Ratzinger
proposes the challenge:
“Here is the problem: Ought we to accept
modernity in full, or in part? Is there a real contribution Can this modern way
of thinking be a contribution, or offer a contribution, or not? And if there is
a contribution from the modern, critical way of thinking, in line with the
Enlightenment, how can it be reconciled with the great intuitions and the great
gifts of the faith?
“Or ought we, in the name of the faith, to
reject modernity? You see? There always seems to be this dilemma: either we
must reject the whole of the tradition, all the exegesis of the Fathers,
relegate it to the library as historically unsustainable, or we must reject
modernity.
“And I think that the gift, the
light of the fait, must be dominant, but the light of the faith has also the capacity
to take up into itself the true human lights, and for this reason the struggles
over exegesis and the liturgy for me must be inserted into this great, let call
it epochal struggle over how Christianity, over how the Christian responds to
modernity, to the challenge of modernity…
“and it seems to me… that this was
the true intention of the Second Vatican Council, to go beyond an unfruitful
and overly narrow apologetic to a true synthesis with the positive elements of
modernity, to heal it of its illnesses, by means of the light and strength of
the faith.
“Because it was the Council Fathers’
intention to heal and transform modernity, and not simply to succumb to it or
merge with it, the interpretations which interpret the Second Vatican Council
in the sense of the de-sacralization or profanation are erroneous.
“Augustine, as you know, was a man
who, on the one hand, had studied in great depth the great philosophies, the
profane literature of the ancient world.
“On the other hand, he was also very
critical of the pagan authors, even with regard to Plato, to Virgil, those
great authors whom he loved so much.
“He criticized them, and with a
penetrating sense, purified them.
“This was his way of using the great
pre-Christian culture: purify it, heal it, and in this way, also, healing it, he gave true
greatness to this culture. Because in this way,
it entered into the fact of the incarnation, no? And became part of the
Word’s incarnation.”[1]
Wojtyla:
“If we study the Conciliar magisterium as
a whole, we find that the Pastors fo the church were not so much concerned to
answer questions like ‘What should men believe?’ ‘What is the real meaning of
this or that truth of faith?’ and so on, but rather to answer the more complex
question: ‘What does it mean to be a
believer, a Catholic and a member of the Church?’”[2]

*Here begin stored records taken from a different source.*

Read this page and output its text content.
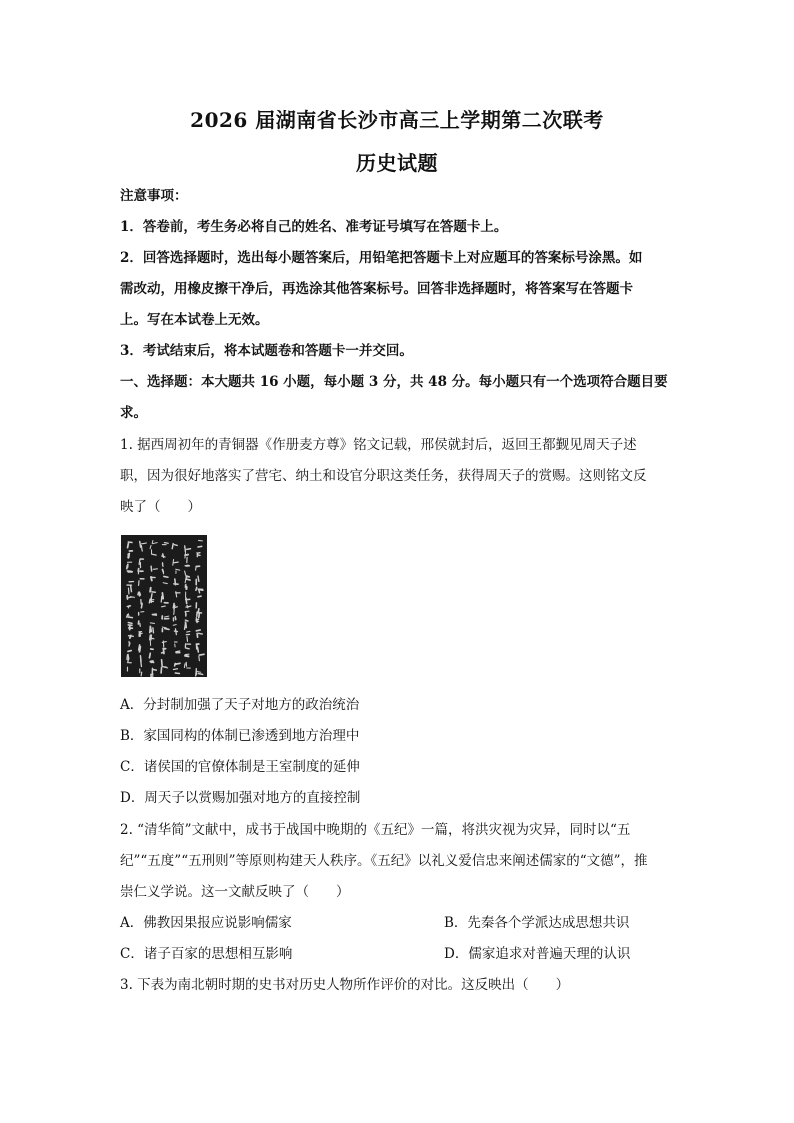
2026 届湖南省长沙市高三上学期第二次联考
历史试题
注意事项：
1．答卷前，考生务必将自己的姓名、准考证号填写在答题卡上。
2．回答选择题时，选出每小题答案后，用铅笔把答题卡上对应题耳的答案标号涂黑。如
需改动，用橡皮擦干净后，再选涂其他答案标号。回答非选择题时，将答案写在答题卡
上。写在本试卷上无效。
3．考试结束后，将本试题卷和答题卡一并交回。
一、选择题：本大题共 16 小题，每小题 3 分，共 48 分。每小题只有一个选项符合题目要
求。
1. 据西周初年的青铜器《作册麦方尊》铭文记载，邢侯就封后，返回王都觐见周天子述
职，因为很好地落实了营宅、纳土和设官分职这类任务，获得周天子的赏赐。这则铭文反
映了（　　）
A．分封制加强了天子对地方的政治统治
B．家国同构的体制已渗透到地方治理中
C．诸侯国的官僚体制是王室制度的延伸
D．周天子以赏赐加强对地方的直接控制
2. “清华简”文献中，成书于战国中晚期的《五纪》一篇，将洪灾视为灾异，同时以“五
纪”“五度”“五刑则”等原则构建天人秩序。《五纪》以礼义爱信忠来阐述儒家的“文德”，推
崇仁义学说。这一文献反映了（　　）
A．佛教因果报应说影响儒家	B．先秦各个学派达成思想共识
C．诸子百家的思想相互影响	D．儒家追求对普遍天理的认识
3. 下表为南北朝时期的史书对历史人物所作评价的对比。这反映出（　　）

Wojtyla solution as suggested as the metaphysical under-girding of his papacy: Craft a metaphysics of subjectivity that is not the idealism (relativism) of Cartesian “consciousness” by using the moral experience of self-determination and self-gift as ontological foundation of an ontological self as irreducible “I.” Then take the insights of the Enlightenment as suggested by Ratzinger and account for them more fully and adequately by the experience of this ontological “I.” Hence, the purification of Modern thought and its incorporation into the reality of the Incarnation that can be deployed as foundation of a new social order built on the Person of Christ as the revelation of both God and man.